World Bank Affirms Ghana’s 5.5% Economic Expansion

Pierre Laporte, World Bank Country Director

THE WORLD Bank has affirmed its forecast of 5.5 per cent expansion for the Ghanaian economy this year.

According to the Africa Pulse Report, the figure is higher than the Sub-Saharan African average of 3.6 per cent.

The forecast is ahead of the International Monetary Fund (IMF)/World Bank Spring meetings, the Bretton Wood institution.

The World Bank, however, expressed worry about the country’s debt sustainability problems, which it described could erode gains going forward.

It said the higher commodity prices are projected to support both recovery in the extractive sectors and boost exports and fiscal revenues.

It added that the moderate performance of economic growth reflects debt management problems that are still looming on the economy, with few prospects for improvement.

“In Ghana, the economy is projected to pick up pace in 2022, growing by 5.5%, then slowing gradually to 5% in 2024, lower than the pre-pandemic average growth, which was around 7%. This moderate performance reflects debt management problems that are still looming on the economy, with few prospects for improvement.”

“Additionally, Ghana, Ethiopia, Malawi, and Mozambique fell short of replicating the success of most non-resource-rich countries in part because of elevated debt levels, and in some cases insecurity.

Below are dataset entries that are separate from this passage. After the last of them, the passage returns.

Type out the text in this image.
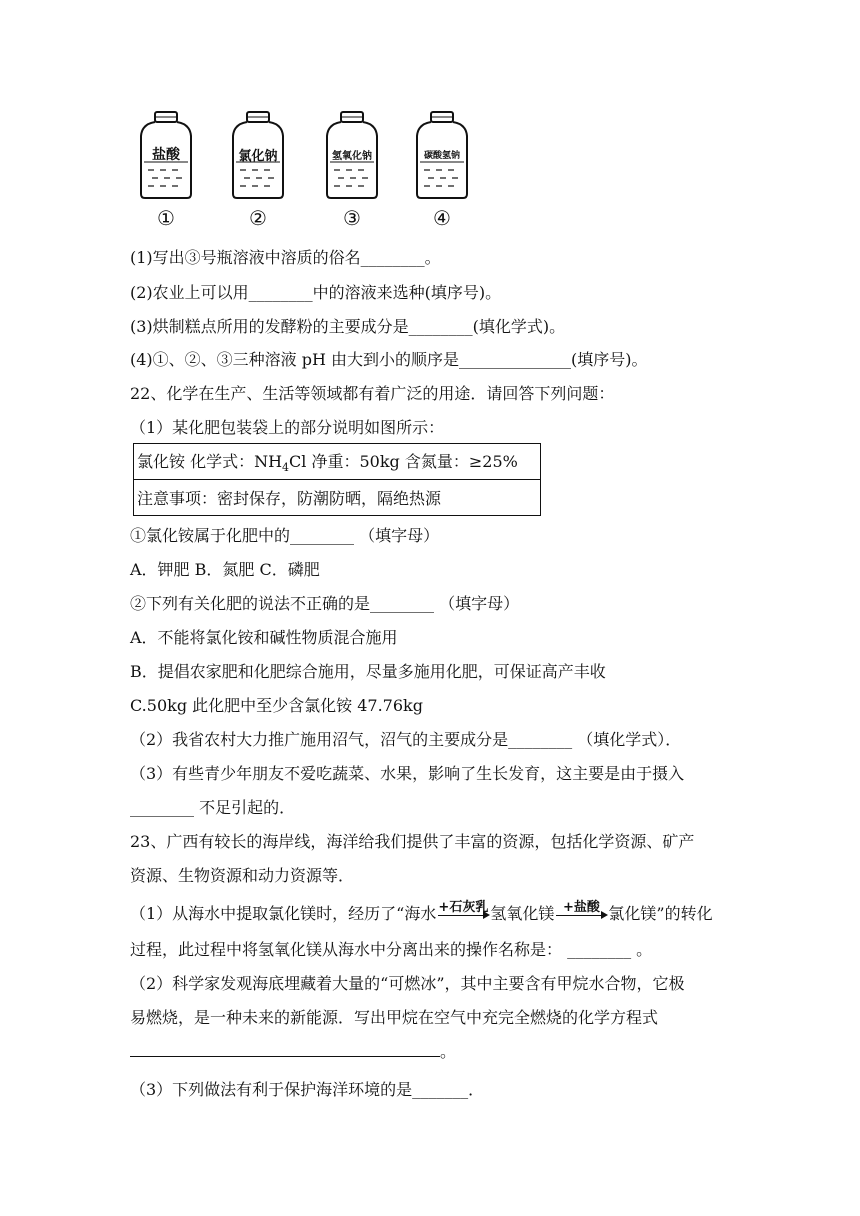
盐酸
①
氯化钠
②
氢氧化钠
③
碳酸氢钠
④
(1)写出③号瓶溶液中溶质的俗名________。
(2)农业上可以用________中的溶液来选种(填序号)。
(3)烘制糕点所用的发酵粉的主要成分是________(填化学式)。
(4)①、②、③三种溶液 pH 由大到小的顺序是______________(填序号)。
22、化学在生产、生活等领域都有着广泛的用途．请回答下列问题：
（1）某化肥包装袋上的部分说明如图所示：
氯化铵 化学式：$NH_4Cl$ 净重：50kg 含氮量：≥25%
注意事项：密封保存，防潮防晒，隔绝热源
①氯化铵属于化肥中的________ （填字母）
A．钾肥 B．氮肥 C．磷肥
②下列有关化肥的说法不正确的是________ （填字母）
A．不能将氯化铵和碱性物质混合施用
B．提倡农家肥和化肥综合施用，尽量多施用化肥，可保证高产丰收
C.50kg 此化肥中至少含氯化铵 47.76kg
（2）我省农村大力推广施用沼气，沼气的主要成分是________ （填化学式）．
（3）有些青少年朋友不爱吃蔬菜、水果，影响了生长发育，这主要是由于摄入
________ 不足引起的．
23、广西有较长的海岸线，海洋给我们提供了丰富的资源，包括化学资源、矿产
资源、生物资源和动力资源等．
（1）从海水中提取氯化镁时，经历了“海水 +石灰乳 氢氧化镁 +盐酸 氯化镁”的转化
过程，此过程中将氢氧化镁从海水中分离出来的操作名称是： ________ 。
（2）科学家发观海底埋藏着大量的“可燃冰”，其中主要含有甲烷水合物，它极
易燃烧，是一种未来的新能源．写出甲烷在空气中充完全燃烧的化学方程式
。
（3）下列做法有利于保护海洋环境的是_______．
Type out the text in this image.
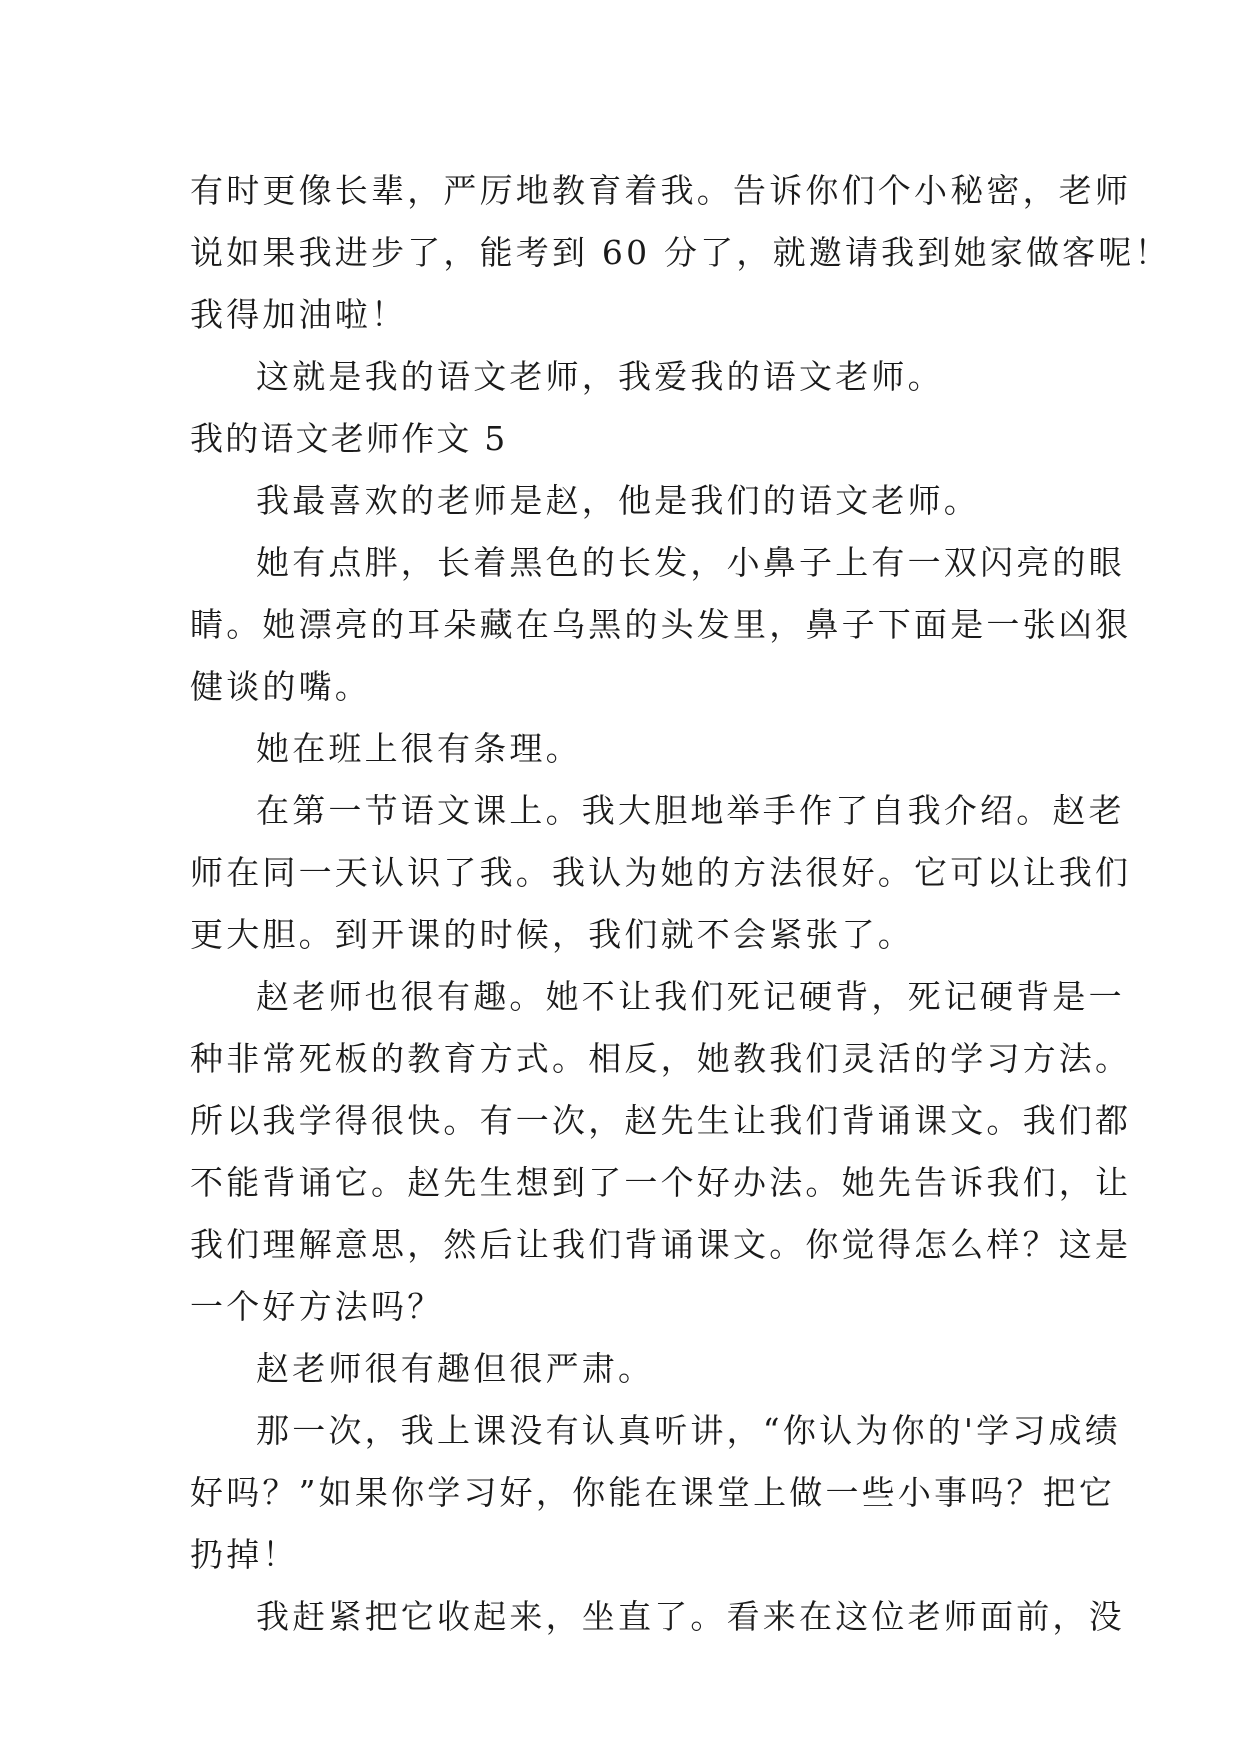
有时更像长辈，严厉地教育着我。告诉你们个小秘密，老师
说如果我进步了，能考到 60 分了，就邀请我到她家做客呢！
我得加油啦！
这就是我的语文老师，我爱我的语文老师。
我的语文老师作文 5
我最喜欢的老师是赵，他是我们的语文老师。
她有点胖，长着黑色的长发，小鼻子上有一双闪亮的眼
睛。她漂亮的耳朵藏在乌黑的头发里，鼻子下面是一张凶狠
健谈的嘴。
她在班上很有条理。
在第一节语文课上。我大胆地举手作了自我介绍。赵老
师在同一天认识了我。我认为她的方法很好。它可以让我们
更大胆。到开课的时候，我们就不会紧张了。
赵老师也很有趣。她不让我们死记硬背，死记硬背是一
种非常死板的教育方式。相反，她教我们灵活的学习方法。
所以我学得很快。有一次，赵先生让我们背诵课文。我们都
不能背诵它。赵先生想到了一个好办法。她先告诉我们，让
我们理解意思，然后让我们背诵课文。你觉得怎么样？这是
一个好方法吗？
赵老师很有趣但很严肃。
那一次，我上课没有认真听讲，“你认为你的'学习成绩
好吗？”如果你学习好，你能在课堂上做一些小事吗？把它
扔掉！
我赶紧把它收起来，坐直了。看来在这位老师面前，没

In Ghana and Malawi, the disappointing performance underscores the poor management of public finances and, the need for significant growth enhancing reforms,” it said.

The Bretton Woods institution also commented on the Electronic Transaction Levy (E-levy) whose implementation will take off from May 1st, 2022. It said though the tax is expected to increase the tax base by generating about $1.1 billion in revenue, these efforts are not enough to address the country’s debt sustainability problems.

“To return to its pre-pandemic consolidation trajectory, the Government of Ghana proposed reforms that promote fiscal and debt sustainability. After resistance from the opposition, the Parliament approved the E-Levy tax of 1.5% on digital transactions. The proposed tax is expected to increase the tax base by generating US$1.1 billion in revenue in 2022. Nevertheless, these efforts are not enough to address the country’s debt sustainability problems.”